Moist grew up in a union family, the son of a firefighter-turned-fire-chief.
“There was a sense of fairness to my upbringing,” he says, “and I accepted instinctively from an early age the notion that collectively we could improve wages and working conditions far better than we could achieve [it] as individuals.”
Moist got his CUPE card in 1975, while working as a lifeguard, and he continued to carry it through college when he worked in the Winnipeg greenhouse. In 1983, he was offered employment as a CUPE representative, and 10 years later he was elected president of CUPE Local 500, representing Winnipeg’s municipal workers. In November 2003, he became the fifth national president of the CUPE, which today boasts 625,000 members.
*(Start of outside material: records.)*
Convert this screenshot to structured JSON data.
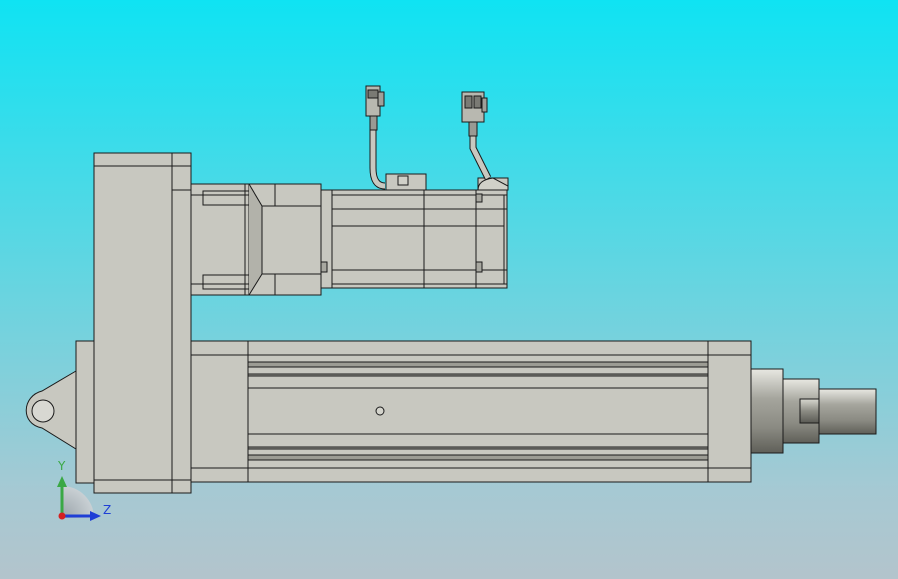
{
  "viewport": {
    "background_top": "#0fe3f3",
    "background_bottom": "#b3c4cc",
    "part_color": "#c8c8c0",
    "edge_color": "#1a1a1a"
  },
  "triad": {
    "y_label": "Y",
    "z_label": "Z",
    "y_color": "#3aa845",
    "z_color": "#1f3fd6",
    "x_color": "#d42020"
  }
}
Under Moist’s leadership, CUPE—whose membership includes municipal workers, education workers below the level of teacher, and health care–support workers below the level of doctor and nurse—has focused on branding itself as a community union and has played a key role in the expansion of pension plans.
While many CUPE members are covered by a workplace pension plan, those who work for smaller entities—such as nursing homes and day-care centres—are often left out in the cold. To meet the needs of that demographic, CUPE formed two pension plans of its own: the Multi-Sector Pension Plan, which represents workers in small social-service agencies, and the Nursing Homes and Related Industries Pension Plan (created in cooperation with the Service Employees International Union), which represents workers in private nursing homes. Employers and employees alike make contributions, and today 150 employers participate in the two pensions, which cover 30,000 workers. The percentage of CUPE members covered by workplace pensions has thus grown from 60 to 75 percent. “I’m really proud that we’ve figured a way around the pension dilemma by creating our own pension plans,” Moist says.
By the Numbers
Largest local union membership
Smallest local union membership
Members covered by pensions
Although much of CUPE’s effort goes into organizing and bargaining on behalf of its members, it is also committed to what Moist calls “social unionism,” which involves arguing for broad programs that make society more equal.
For example, CUPE has been instrumental in the fight for the expansion of the Canada Pension Plan, a compulsory pension plan for all Canadians. It currently provides up to 25 percent income replacement, which simply isn’t enough, Moist says, given that 60 percent of Canadian workers—most of them nonunion—have no other pension plan.
CUPE has campaigned for a broadening of the Canada Pension Plan to give more coverage to workers who don’t have additional coverage. “If people don’t have enough money to retire, society will take care of them in an imperfect way, so employers and employees should pay a little more to gain a greater benefit upon retirement,” Moist says. CUPE’s campaign, now in its fourth year, has 8 of the 10 provincial governments on board, and the union is now waiting for the federal government’s agreement.
CUPE has also had a hand in the push to establishment a private Medicare system in Canada, it has defended public education so that all children have access with no fees at the door, and it has resisted attempts to privatize water and electricity services across the country. It has done all this purely in the name of bettering the community—a mission inherent in CUPE’s very existence.
“We advocate a social wage for all Canadians,” Moist says. “That’s part of our raison d’être.”